Définition : la volatilité mesure l'amplification de la variation d'un cours. Autrement dit, un titre financier dont la volatilité est élevée signifie que son cours varie fortement, voire de façon exagérée sur une période donnée. A l'inverse, un titre dont la volatilité est faible signifie que son cours varie peu et/ou de manière assez cohérente. La volatilité s'exprime en pourcentage.

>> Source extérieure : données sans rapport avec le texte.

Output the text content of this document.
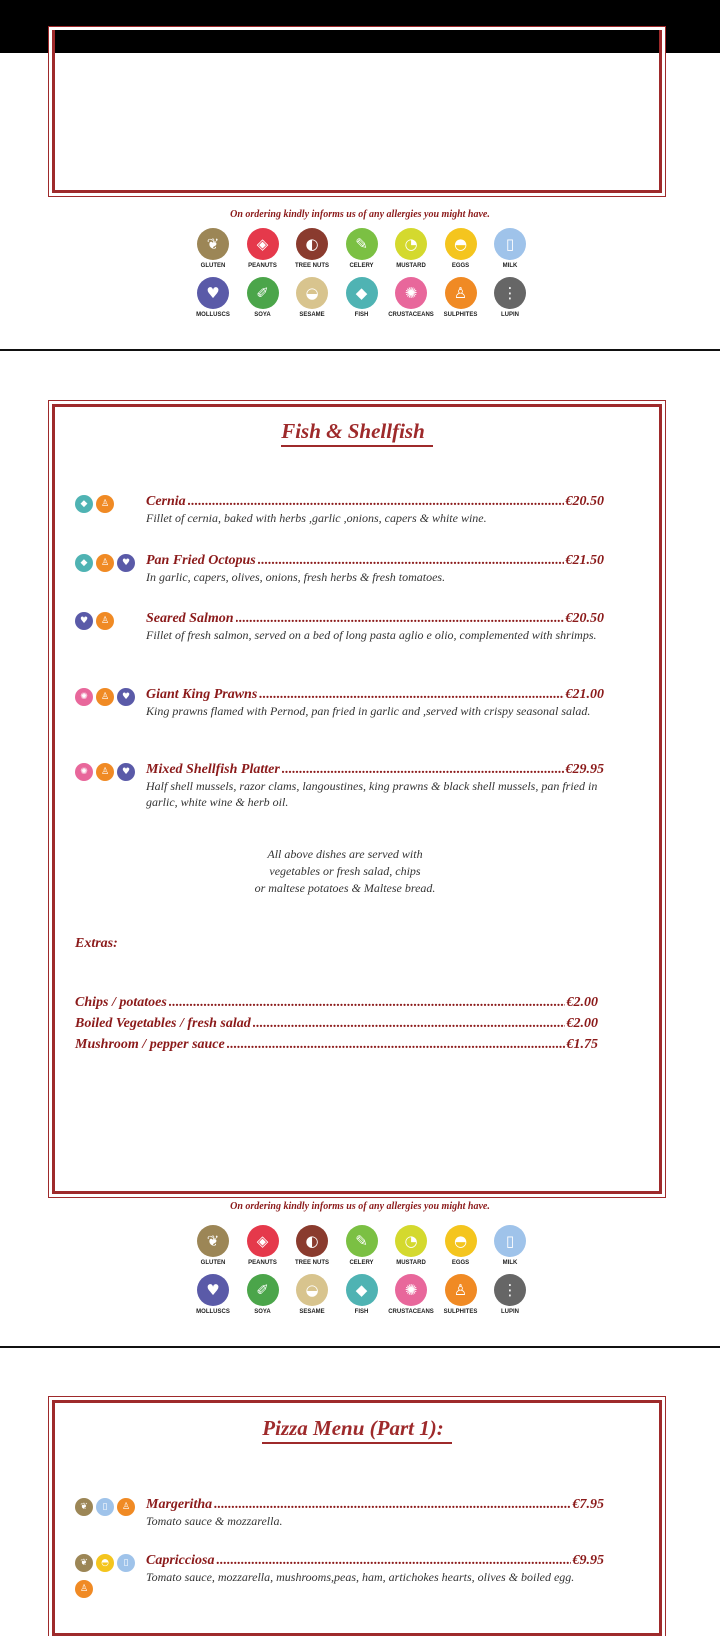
On ordering kindly informs us of any allergies you might have.
❦
GLUTEN
◈
PEANUTS
◐
TREE NUTS
✎
CELERY
◔
MUSTARD
◓
EGGS
▯
MILK
♥
MOLLUSCS
✐
SOYA
◒
SESAME
◆
FISH
✺
CRUSTACEANS
♙
SULPHITES
⋮
LUPIN
Fish & Shellfish
◆	♙	Cernia .....	€20.50
Fillet of cernia, baked with herbs ,garlic ,onions, capers & white wine.
◆	♙	♥	Pan Fried Octopus .....	€21.50
In garlic, capers, olives, onions, fresh herbs & fresh tomatoes.
♥	♙	Seared Salmon .....	€20.50
Fillet of fresh salmon, served on a bed of long pasta aglio e olio, complemented with shrimps.
✺	♙	♥	Giant King Prawns .....	€21.00
King prawns flamed with Pernod, pan fried in garlic and ,served with crispy seasonal salad.
✺	♙	♥	Mixed Shellfish Platter .....	€29.95
Half shell mussels, razor clams, langoustines, king prawns & black shell mussels, pan fried in garlic, white wine & herb oil.
All above dishes are served with
vegetables or fresh salad, chips
or maltese potatoes & Maltese bread.
Extras:
Chips / potatoes .....	€2.00
Boiled Vegetables / fresh salad .....	€2.00
Mushroom / pepper sauce .....	€1.75
On ordering kindly informs us of any allergies you might have.
❦
GLUTEN
◈
PEANUTS
◐
TREE NUTS
✎
CELERY
◔
MUSTARD
◓
EGGS
▯
MILK
♥
MOLLUSCS
✐
SOYA
◒
SESAME
◆
FISH
✺
CRUSTACEANS
♙
SULPHITES
⋮
LUPIN
Pizza Menu (Part 1):
❦	▯	♙	Margeritha .....	€7.95
Tomato sauce & mozzarella.
❦	◓	▯
♙
Capricciosa .....	€9.95
Tomato sauce, mozzarella, mushrooms,peas, ham, artichokes hearts, olives & boiled egg.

Méthode de calcul (plusieurs méthodes existent) :

Volatilité d'un titre sur une période donnée = (Cours le + haut) - (Cours le + bas)
                                                                      Cours moyen

La période donnée peut être l'heure, le jour, la semaine, etc.
Exemple :
Supposons une action sur une séance :
Cours le + haut = 45.70
Cours le + bas = 40.15
Cours moyen = 42.925

Volatilité de l'action =    45.70 - 40.15 = 12,92 %
                                      42.925

Dans le sens où la volatilité mesure l'importance ou non de la variation d'un cours, elle mesure le risque du titre en question. Un titre très volatile est risqué : la possibilité que son cours s'effondre fortement et rapidement est en effet un risque. Cela dit, à l'inverse, un titre volatile peut également signifier que son cours peut grimper rapidement et fortement. Dans ce cas, l'espérance de rentabilité est plus importante.
C'est pourquoi les gérants et investisseurs à la recherche de rentabilité élevée vont se diriger vers des titres volatiles. Le risque est élevé, mais l'espérance de gain l'est également.

volatilit_

Les raisons de la volatilité.
Au cours de ces 20 dernières années, la volatilité sur les MF n'a cessé d'augmenter. Cela est due à plusieurs raisons que je vais, brièvement et en partie, développer ici :

- Accroissement des volumes : Il y a 25 ans lors d'une séance normale en France, il s'échangeait environ 2 milliard de francs. Aujourd'hui, on tourne autour de 4 milliard d'euros (environ 25 milliard de francs). La différence est colossale. Ce fort accroissement du volume fait décaler les mouvements des échanges : plus d'achats, plus de ventes.

Cela a fait naitre un terrain de plus en plus propice à la volatilité.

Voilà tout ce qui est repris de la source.